Ab dem Jahr 2010 war mir das Nachdenken über Sinn und Zweck von Erfolg und Misserfolg besonders wichtig. Zusammen mit einem Netzwerk von Menschen aus unterschiedlichen Berufen, Religionen, Kulturkreisen, mit verschiedenen Talenten und Weltanschauungen gründete ich das „Zentrum für Systemisches Denken“4, nachfolgend ZfSD genannt. Wir begannen, ein Denken zu erforschen, das vor allem in der Wirtschaft und Politik für viele Menschen neu oder ungewohnt war: das systemische Denken.
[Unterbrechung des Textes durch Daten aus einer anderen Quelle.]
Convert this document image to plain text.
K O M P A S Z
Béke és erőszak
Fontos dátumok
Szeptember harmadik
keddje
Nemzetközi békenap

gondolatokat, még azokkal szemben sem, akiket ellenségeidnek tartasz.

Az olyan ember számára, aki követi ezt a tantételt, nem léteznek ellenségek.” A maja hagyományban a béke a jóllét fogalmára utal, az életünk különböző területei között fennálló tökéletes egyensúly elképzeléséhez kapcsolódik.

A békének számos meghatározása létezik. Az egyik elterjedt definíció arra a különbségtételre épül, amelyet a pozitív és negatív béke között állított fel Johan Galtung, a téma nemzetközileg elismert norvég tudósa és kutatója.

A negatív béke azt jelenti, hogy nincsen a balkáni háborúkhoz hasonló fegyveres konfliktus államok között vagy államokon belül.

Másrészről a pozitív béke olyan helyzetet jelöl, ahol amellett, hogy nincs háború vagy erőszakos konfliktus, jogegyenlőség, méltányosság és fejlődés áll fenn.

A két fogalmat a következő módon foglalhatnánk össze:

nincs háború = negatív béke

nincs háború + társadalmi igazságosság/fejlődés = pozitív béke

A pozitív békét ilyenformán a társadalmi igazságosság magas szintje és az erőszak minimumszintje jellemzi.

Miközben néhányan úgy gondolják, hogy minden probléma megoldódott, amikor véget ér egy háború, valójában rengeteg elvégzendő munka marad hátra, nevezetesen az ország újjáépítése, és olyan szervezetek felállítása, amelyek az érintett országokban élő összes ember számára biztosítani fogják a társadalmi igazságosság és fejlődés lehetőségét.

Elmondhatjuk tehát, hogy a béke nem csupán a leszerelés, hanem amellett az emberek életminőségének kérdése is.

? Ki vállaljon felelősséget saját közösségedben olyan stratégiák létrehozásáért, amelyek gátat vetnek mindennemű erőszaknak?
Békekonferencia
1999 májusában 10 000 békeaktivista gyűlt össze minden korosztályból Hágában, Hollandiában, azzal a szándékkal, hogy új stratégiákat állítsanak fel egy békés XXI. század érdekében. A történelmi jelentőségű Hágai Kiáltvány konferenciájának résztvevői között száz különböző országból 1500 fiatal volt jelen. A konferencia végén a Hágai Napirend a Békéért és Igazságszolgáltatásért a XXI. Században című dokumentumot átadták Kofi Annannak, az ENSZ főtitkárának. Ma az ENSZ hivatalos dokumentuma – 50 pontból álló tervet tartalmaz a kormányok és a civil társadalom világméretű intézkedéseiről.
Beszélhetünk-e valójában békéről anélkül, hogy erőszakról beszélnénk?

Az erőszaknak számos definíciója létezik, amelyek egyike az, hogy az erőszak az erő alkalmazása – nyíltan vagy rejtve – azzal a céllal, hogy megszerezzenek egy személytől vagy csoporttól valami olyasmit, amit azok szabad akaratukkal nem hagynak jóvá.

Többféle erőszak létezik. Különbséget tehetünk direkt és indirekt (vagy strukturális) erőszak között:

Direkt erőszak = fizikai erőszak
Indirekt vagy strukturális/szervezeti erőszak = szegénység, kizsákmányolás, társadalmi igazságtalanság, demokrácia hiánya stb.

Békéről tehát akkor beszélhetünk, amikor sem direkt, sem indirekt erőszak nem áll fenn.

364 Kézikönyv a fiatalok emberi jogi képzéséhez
Vielen Psychologen und Soziologen war dieses Denken schon länger vertraut5. Sie haben verstanden, dass die Probleme eines Menschen nicht nur von ihm allein erzeugt werden, sondern immer das Ergebnis eines ihn umgebenden Systems sind (z.B. Beziehung, Familie, Gruppe, Firma, Gesellschaft, etc.). Entsprechend wichtig war es für sie, nichtlineare Beziehungen und multikausale Abhängigkeiten deutlich zu machen. Ein schönes Beispiel dafür ist das Arbeiten, Fühlen und Denken mit Hilfe der sog. Familienaufstellungen. Dabei werden die Konflikte oder Probleme von Personen dargestellt durch unbeteiligte Stellvertreter mittels einer räumlichen Aufstellung. Obwohl die Darsteller nicht persönlich im Konflikt involviert sind, können sie in ihrer räumlichen Konstellation meist verblüffend zutreffende Aussagen über die Beziehungen und Wechselwirkungen im realen System machen.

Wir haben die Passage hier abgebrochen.